Perform dependency-mapping exercises to identify internal and external dependencies. Examples include dependencies relating to security or identity, such as Active Directory, or third-party services such as a payment provider or e-mail messaging service.
Pay particular attention to external dependencies that might be a single point of failure or cause bottlenecks. If a workload requires 99.99% uptime but depends on a service with a 99.9% SLA, that service can't be a single point of failure in the system. One remedy is to have a fallback path in case the service fails. Alternatively, take other measures to recover from a failure in that service.
The following table shows the potential cumulative downtime for various SLA levels.
|SLA||Downtime per week||Downtime per month||Downtime per year|
|99%||1.68 hours||7.2 hours||3.65 days|
|99.9%||10.1 minutes||43.2 minutes||8.76 hours|
|99.95%||5 minutes||21.6 minutes||4.38 hours|
|99.99%||1.01 minutes||4.32 minutes||52.56 minutes|
|99.999%||6 seconds||25.9 seconds||5.26 minutes|
Understand service-level agreements
In Azure, the Service Level Agreement describes Microsoft's commitments for uptime and connectivity. If the SLA for a particular service is 99.9%, you should expect the service to be available 99.9% of the time. Different services have different SLAs.

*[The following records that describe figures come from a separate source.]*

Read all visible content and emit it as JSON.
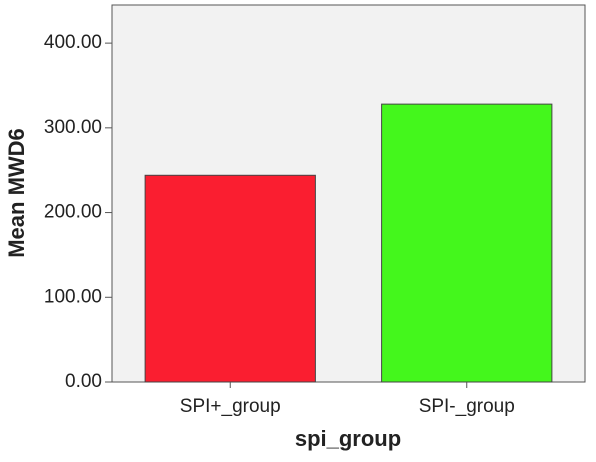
{
  "chart_data": {
    "type": "bar",
    "x_label": "spi_group",
    "y_label": "Mean MWD6",
    "categories": [
      "SPI+_group",
      "SPI-_group"
    ],
    "values": [
      244,
      328
    ],
    "colors": [
      "#fa1e30",
      "#44f71c"
    ],
    "ylim": [
      0,
      445
    ],
    "yticks": [
      {
        "value": 0,
        "label": "0.00"
      },
      {
        "value": 100,
        "label": "100.00"
      },
      {
        "value": 200,
        "label": "200.00"
      },
      {
        "value": 300,
        "label": "300.00"
      },
      {
        "value": 400,
        "label": "400.00"
      }
    ],
    "grid": false
  }
}
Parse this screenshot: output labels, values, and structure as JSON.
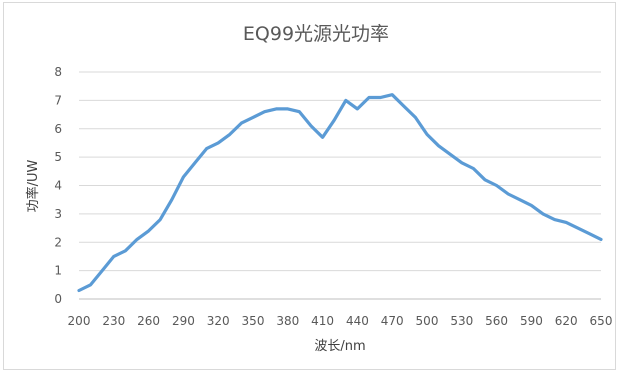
{
  "chart_data": {
    "type": "line",
    "title": "EQ99光源光功率",
    "xlabel": "波长/nm",
    "ylabel": "功率/UW",
    "ylim": [
      0,
      8
    ],
    "yticks": [
      "0",
      "1",
      "2",
      "3",
      "4",
      "5",
      "6",
      "7",
      "8"
    ],
    "xlim": [
      200,
      650
    ],
    "xticks": [
      "200",
      "230",
      "260",
      "290",
      "320",
      "350",
      "380",
      "410",
      "440",
      "470",
      "500",
      "530",
      "560",
      "590",
      "620",
      "650"
    ],
    "grid": true,
    "legend": "none",
    "series_color": "#5b9bd5",
    "series": [
      {
        "x": [
          200,
          210,
          220,
          230,
          240,
          250,
          260,
          270,
          280,
          290,
          300,
          310,
          320,
          330,
          340,
          350,
          360,
          370,
          380,
          390,
          400,
          410,
          420,
          430,
          440,
          450,
          460,
          470,
          480,
          490,
          500,
          510,
          520,
          530,
          540,
          550,
          560,
          570,
          580,
          590,
          600,
          610,
          620,
          630,
          640,
          650
        ],
        "values": [
          0.3,
          0.5,
          1.0,
          1.5,
          1.7,
          2.1,
          2.4,
          2.8,
          3.5,
          4.3,
          4.8,
          5.3,
          5.5,
          5.8,
          6.2,
          6.4,
          6.6,
          6.7,
          6.7,
          6.6,
          6.1,
          5.7,
          6.3,
          7.0,
          6.7,
          7.1,
          7.1,
          7.2,
          6.8,
          6.4,
          5.8,
          5.4,
          5.1,
          4.8,
          4.6,
          4.2,
          4.0,
          3.7,
          3.5,
          3.3,
          3.0,
          2.8,
          2.7,
          2.5,
          2.3,
          2.1
        ]
      }
    ]
  }
}
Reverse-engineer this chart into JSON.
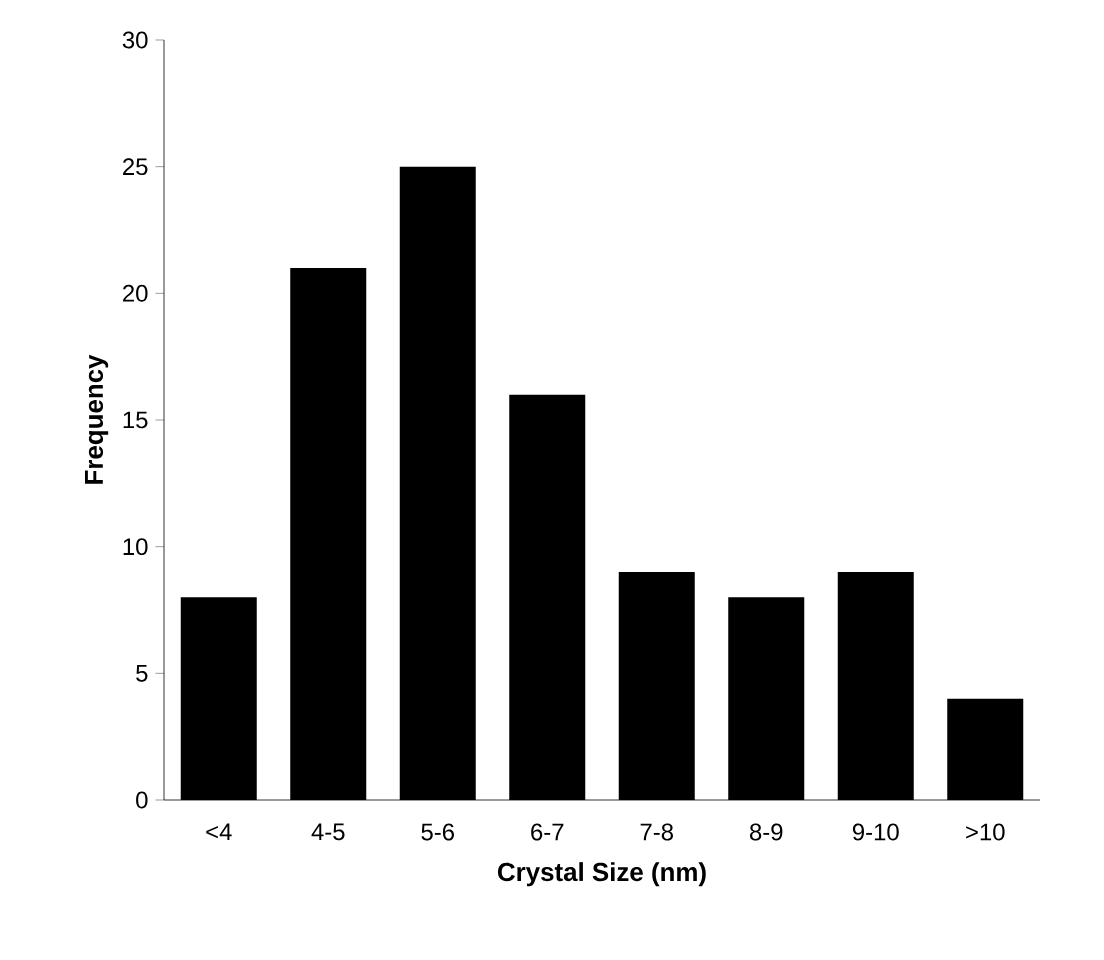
{
  "chart_data": {
    "type": "bar",
    "xlabel": "Crystal Size (nm)",
    "ylabel": "Frequency",
    "categories": [
      "<4",
      "4-5",
      "5-6",
      "6-7",
      "7-8",
      "8-9",
      "9-10",
      ">10"
    ],
    "values": [
      8,
      21,
      25,
      16,
      9,
      8,
      9,
      4
    ],
    "color": "#000000",
    "ylim": [
      0,
      30
    ],
    "yticks": [
      0,
      5,
      10,
      15,
      20,
      25,
      30
    ]
  }
}
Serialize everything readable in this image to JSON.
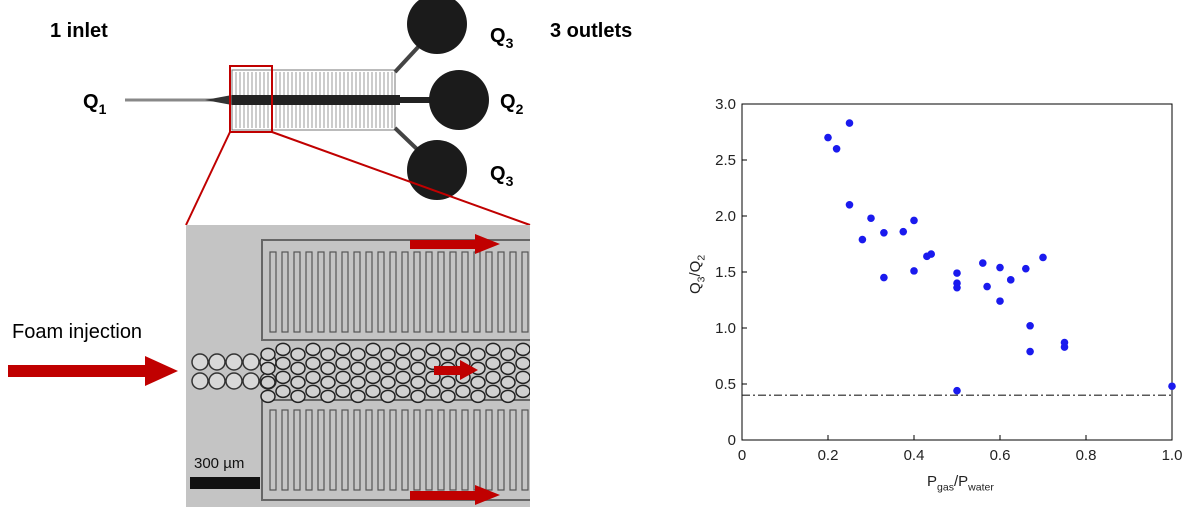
{
  "diagram": {
    "inlet_label": "1 inlet",
    "outlets_label": "3 outlets",
    "flow_labels": [
      [
        {
          "text": "Q"
        },
        {
          "text": "3",
          "sub": true
        }
      ],
      [
        {
          "text": "Q"
        },
        {
          "text": "1",
          "sub": true
        }
      ],
      [
        {
          "text": "Q"
        },
        {
          "text": "2",
          "sub": true
        }
      ],
      [
        {
          "text": "Q"
        },
        {
          "text": "3",
          "sub": true
        }
      ]
    ],
    "foam_label": "Foam injection",
    "scale_label": "300 µm"
  },
  "chart_data": {
    "type": "scatter",
    "xlabel": [
      {
        "text": "P"
      },
      {
        "text": "gas",
        "sub": true
      },
      {
        "text": "/P"
      },
      {
        "text": "water",
        "sub": true
      }
    ],
    "ylabel": [
      {
        "text": "Q"
      },
      {
        "text": "3",
        "sub": true
      },
      {
        "text": "/Q"
      },
      {
        "text": "2",
        "sub": true
      }
    ],
    "x": [
      0.2,
      0.22,
      0.25,
      0.25,
      0.28,
      0.3,
      0.33,
      0.33,
      0.375,
      0.4,
      0.4,
      0.43,
      0.44,
      0.5,
      0.5,
      0.5,
      0.5,
      0.56,
      0.57,
      0.6,
      0.6,
      0.625,
      0.66,
      0.67,
      0.67,
      0.7,
      0.75,
      0.75,
      1.0
    ],
    "values": [
      2.7,
      2.6,
      2.83,
      2.1,
      1.79,
      1.98,
      1.85,
      1.45,
      1.86,
      1.96,
      1.51,
      1.64,
      1.66,
      1.49,
      1.4,
      1.36,
      0.44,
      1.58,
      1.37,
      1.54,
      1.24,
      1.43,
      1.53,
      1.02,
      0.79,
      1.63,
      0.87,
      0.83,
      0.48
    ],
    "color": "#1a1aee",
    "reference_line": 0.4,
    "xlim": [
      0,
      1.0
    ],
    "ylim": [
      0,
      3.0
    ],
    "xticks": [
      0,
      0.2,
      0.4,
      0.6,
      0.8,
      {
        "value": 1,
        "label": "1.0"
      }
    ],
    "yticks": [
      0,
      0.5,
      {
        "value": 1,
        "label": "1.0"
      },
      1.5,
      {
        "value": 2,
        "label": "2.0"
      },
      2.5,
      {
        "value": 3,
        "label": "3.0"
      }
    ]
  }
}
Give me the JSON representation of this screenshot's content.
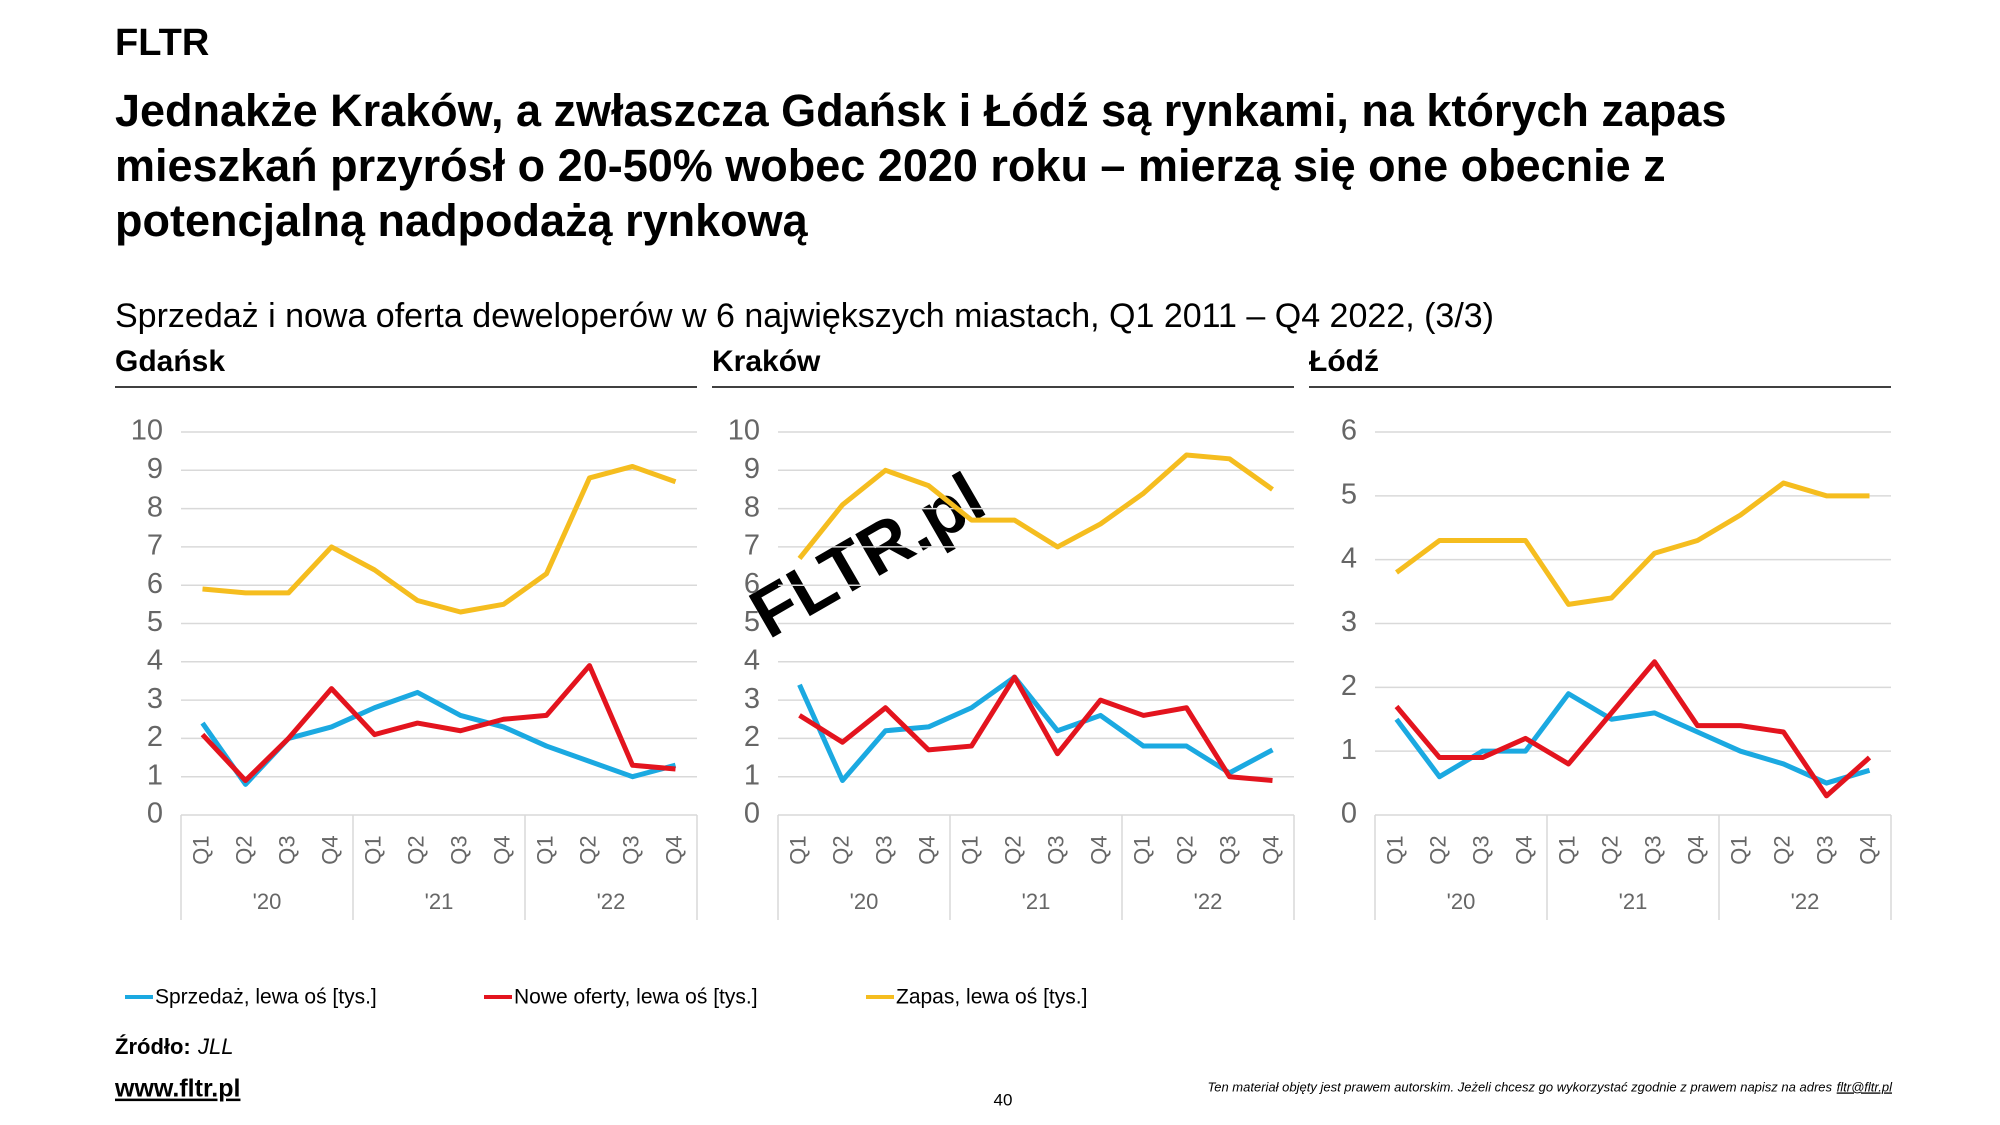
{
  "brand": "FLTR",
  "headline": [
    "Jednakże Kraków, a zwłaszcza Gdańsk i Łódź są rynkami, na których zapas",
    "mieszkań przyrósł o 20-50% wobec 2020 roku – mierzą się one obecnie z",
    "potencjalną nadpodażą rynkową"
  ],
  "subtitle": "Sprzedaż i nowa oferta deweloperów w 6 największych miastach, Q1 2011 – Q4 2022, (3/3)",
  "watermark": "FLTR.pl",
  "source_label": "Źródło:",
  "source": "JLL",
  "website": "www.fltr.pl",
  "page_number": "40",
  "copyright": "Ten materiał objęty jest prawem autorskim. Jeżeli chcesz go wykorzystać zgodnie z prawem napisz na adres",
  "copyright_email": "fltr@fltr.pl",
  "chart_data": [
    {
      "type": "line",
      "title": "Gdańsk",
      "categories": [
        "Q1",
        "Q2",
        "Q3",
        "Q4",
        "Q1",
        "Q2",
        "Q3",
        "Q4",
        "Q1",
        "Q2",
        "Q3",
        "Q4"
      ],
      "category_groups": [
        "'20",
        "'21",
        "'22"
      ],
      "ylim": [
        0,
        10
      ],
      "yticks": [
        0,
        1,
        2,
        3,
        4,
        5,
        6,
        7,
        8,
        9,
        10
      ],
      "grid": true,
      "series": [
        {
          "name": "Sprzedaż, lewa oś [tys.]",
          "color": "#1ba9e1",
          "values": [
            2.4,
            0.8,
            2.0,
            2.3,
            2.8,
            3.2,
            2.6,
            2.3,
            1.8,
            1.4,
            1.0,
            1.3
          ]
        },
        {
          "name": "Nowe oferty, lewa oś [tys.]",
          "color": "#e3141e",
          "values": [
            2.1,
            0.9,
            2.0,
            3.3,
            2.1,
            2.4,
            2.2,
            2.5,
            2.6,
            3.9,
            1.3,
            1.2
          ]
        },
        {
          "name": "Zapas, lewa oś [tys.]",
          "color": "#f5bd1f",
          "values": [
            5.9,
            5.8,
            5.8,
            7.0,
            6.4,
            5.6,
            5.3,
            5.5,
            6.3,
            8.8,
            9.1,
            8.7
          ]
        }
      ]
    },
    {
      "type": "line",
      "title": "Kraków",
      "categories": [
        "Q1",
        "Q2",
        "Q3",
        "Q4",
        "Q1",
        "Q2",
        "Q3",
        "Q4",
        "Q1",
        "Q2",
        "Q3",
        "Q4"
      ],
      "category_groups": [
        "'20",
        "'21",
        "'22"
      ],
      "ylim": [
        0,
        10
      ],
      "yticks": [
        0,
        1,
        2,
        3,
        4,
        5,
        6,
        7,
        8,
        9,
        10
      ],
      "grid": true,
      "series": [
        {
          "color": "#1ba9e1",
          "values": [
            3.4,
            0.9,
            2.2,
            2.3,
            2.8,
            3.6,
            2.2,
            2.6,
            1.8,
            1.8,
            1.1,
            1.7
          ]
        },
        {
          "color": "#e3141e",
          "values": [
            2.6,
            1.9,
            2.8,
            1.7,
            1.8,
            3.6,
            1.6,
            3.0,
            2.6,
            2.8,
            1.0,
            0.9
          ]
        },
        {
          "color": "#f5bd1f",
          "values": [
            6.7,
            8.1,
            9.0,
            8.6,
            7.7,
            7.7,
            7.0,
            7.6,
            8.4,
            9.4,
            9.3,
            8.5
          ]
        }
      ]
    },
    {
      "type": "line",
      "title": "Łódź",
      "categories": [
        "Q1",
        "Q2",
        "Q3",
        "Q4",
        "Q1",
        "Q2",
        "Q3",
        "Q4",
        "Q1",
        "Q2",
        "Q3",
        "Q4"
      ],
      "category_groups": [
        "'20",
        "'21",
        "'22"
      ],
      "ylim": [
        0,
        6
      ],
      "yticks": [
        0,
        1,
        2,
        3,
        4,
        5,
        6
      ],
      "grid": true,
      "series": [
        {
          "color": "#1ba9e1",
          "values": [
            1.5,
            0.6,
            1.0,
            1.0,
            1.9,
            1.5,
            1.6,
            1.3,
            1.0,
            0.8,
            0.5,
            0.7
          ]
        },
        {
          "color": "#e3141e",
          "values": [
            1.7,
            0.9,
            0.9,
            1.2,
            0.8,
            1.6,
            2.4,
            1.4,
            1.4,
            1.3,
            0.3,
            0.9
          ]
        },
        {
          "color": "#f5bd1f",
          "values": [
            3.8,
            4.3,
            4.3,
            4.3,
            3.3,
            3.4,
            4.1,
            4.3,
            4.7,
            5.2,
            5.0,
            5.0
          ]
        }
      ]
    }
  ]
}
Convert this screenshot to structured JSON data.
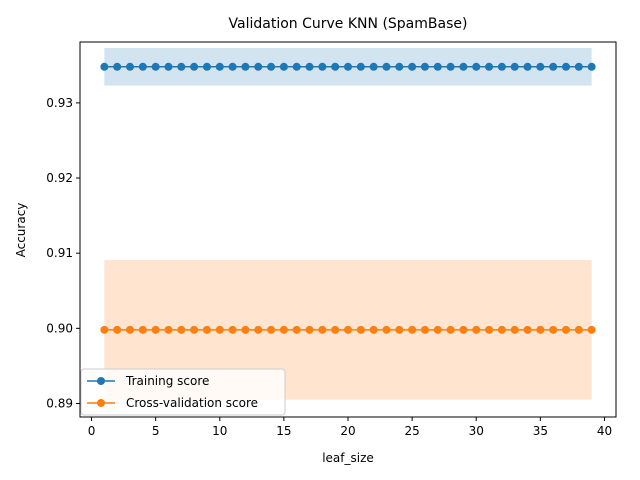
{
  "chart_data": {
    "type": "line",
    "title": "Validation Curve KNN (SpamBase)",
    "xlabel": "leaf_size",
    "ylabel": "Accuracy",
    "xlim": [
      -0.9,
      40.9
    ],
    "ylim": [
      0.8882,
      0.9381
    ],
    "xticks": [
      0,
      5,
      10,
      15,
      20,
      25,
      30,
      35,
      40
    ],
    "yticks": [
      0.89,
      0.9,
      0.91,
      0.92,
      0.93
    ],
    "ytick_labels": [
      "0.89",
      "0.90",
      "0.91",
      "0.92",
      "0.93"
    ],
    "grid": false,
    "legend_position": "lower-left",
    "x": [
      1,
      2,
      3,
      4,
      5,
      6,
      7,
      8,
      9,
      10,
      11,
      12,
      13,
      14,
      15,
      16,
      17,
      18,
      19,
      20,
      21,
      22,
      23,
      24,
      25,
      26,
      27,
      28,
      29,
      30,
      31,
      32,
      33,
      34,
      35,
      36,
      37,
      38,
      39
    ],
    "series": [
      {
        "name": "Training score",
        "color": "#1f77b4",
        "band_color": "#1f77b4",
        "mean": 0.9348,
        "band": [
          0.9323,
          0.9373
        ],
        "values": [
          0.9348,
          0.9348,
          0.9348,
          0.9348,
          0.9348,
          0.9348,
          0.9348,
          0.9348,
          0.9348,
          0.9348,
          0.9348,
          0.9348,
          0.9348,
          0.9348,
          0.9348,
          0.9348,
          0.9348,
          0.9348,
          0.9348,
          0.9348,
          0.9348,
          0.9348,
          0.9348,
          0.9348,
          0.9348,
          0.9348,
          0.9348,
          0.9348,
          0.9348,
          0.9348,
          0.9348,
          0.9348,
          0.9348,
          0.9348,
          0.9348,
          0.9348,
          0.9348,
          0.9348,
          0.9348
        ]
      },
      {
        "name": "Cross-validation score",
        "color": "#ff7f0e",
        "band_color": "#ff7f0e",
        "mean": 0.8998,
        "band": [
          0.8905,
          0.9091
        ],
        "values": [
          0.8998,
          0.8998,
          0.8998,
          0.8998,
          0.8998,
          0.8998,
          0.8998,
          0.8998,
          0.8998,
          0.8998,
          0.8998,
          0.8998,
          0.8998,
          0.8998,
          0.8998,
          0.8998,
          0.8998,
          0.8998,
          0.8998,
          0.8998,
          0.8998,
          0.8998,
          0.8998,
          0.8998,
          0.8998,
          0.8998,
          0.8998,
          0.8998,
          0.8998,
          0.8998,
          0.8998,
          0.8998,
          0.8998,
          0.8998,
          0.8998,
          0.8998,
          0.8998,
          0.8998,
          0.8998
        ]
      }
    ]
  }
}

The Azure SLA also includes provisions for obtaining a service credit if the SLA is not met, along with specific definitions of availability for each service. That aspect of the SLA acts as an enforcement policy.
Composite SLAs involve multiple services supporting an application, each with differing levels of availability. For example, consider an App Service web app that writes to Azure SQL Database. At the time of this writing, these Azure services have the following SLAs:
- App Service web apps = 99.95%
- SQL Database = 99.99%
What is the maximum downtime you would expect for this application? If either service fails, the whole application fails. The probability of each service failing is independent, so the composite SLA for this application is 99.95% × 99.99% = 99.94%. That's lower than the individual SLAs, which isn't surprising because an application that relies on multiple services has more potential failure points.
You can improve the composite SLA by creating independent fallback paths. For example, if SQL Database is unavailable, put transactions into a queue to be processed later.
With this design, the application is still available even if it can't connect to the database. However, it fails if the database and the queue both fail at the same time. The expected percentage of time for a simultaneous failure is 0.0001 × 0.001, so the composite SLA for this combined path is:
- Database or queue = 1.0 − (0.0001 × 0.001) = 99.99999%
The total composite SLA is:
- Web app and (database or queue) = 99.95% × 99.99999% = ~99.95%
There are tradeoffs to this approach. The application logic is more complex, you are paying for the queue, and you need to consider data consistency issues.
SLAs for multiregion deployments
SLAs for multiregion deployments involve a high-availability technique to deploy the application in more than one region and use Azure Traffic Manager to fail over if the application fails in one region.
The composite SLA for a multiregion deployment is calculated as follows:
- N is the composite SLA for the application deployed in one region.
- R is the number of regions where the application is deployed.
The expected chance that the application fails in all regions at the same time is ((1 − N) ^ R). For example, if the single-region SLA is 99.95%:
- The combined SLA for two regions = (1 − (1 − 0.9995) ^ 2) = 99.999975%
- The combined SLA for four regions = (1 − (1 − 0.9995) ^ 4) = 99.999999%
The SLA for Traffic Manager is also a factor. Failing over is not instantaneous in active-passive configurations, which can result in downtime during a failover. See Traffic Manager endpoint monitoring and failover.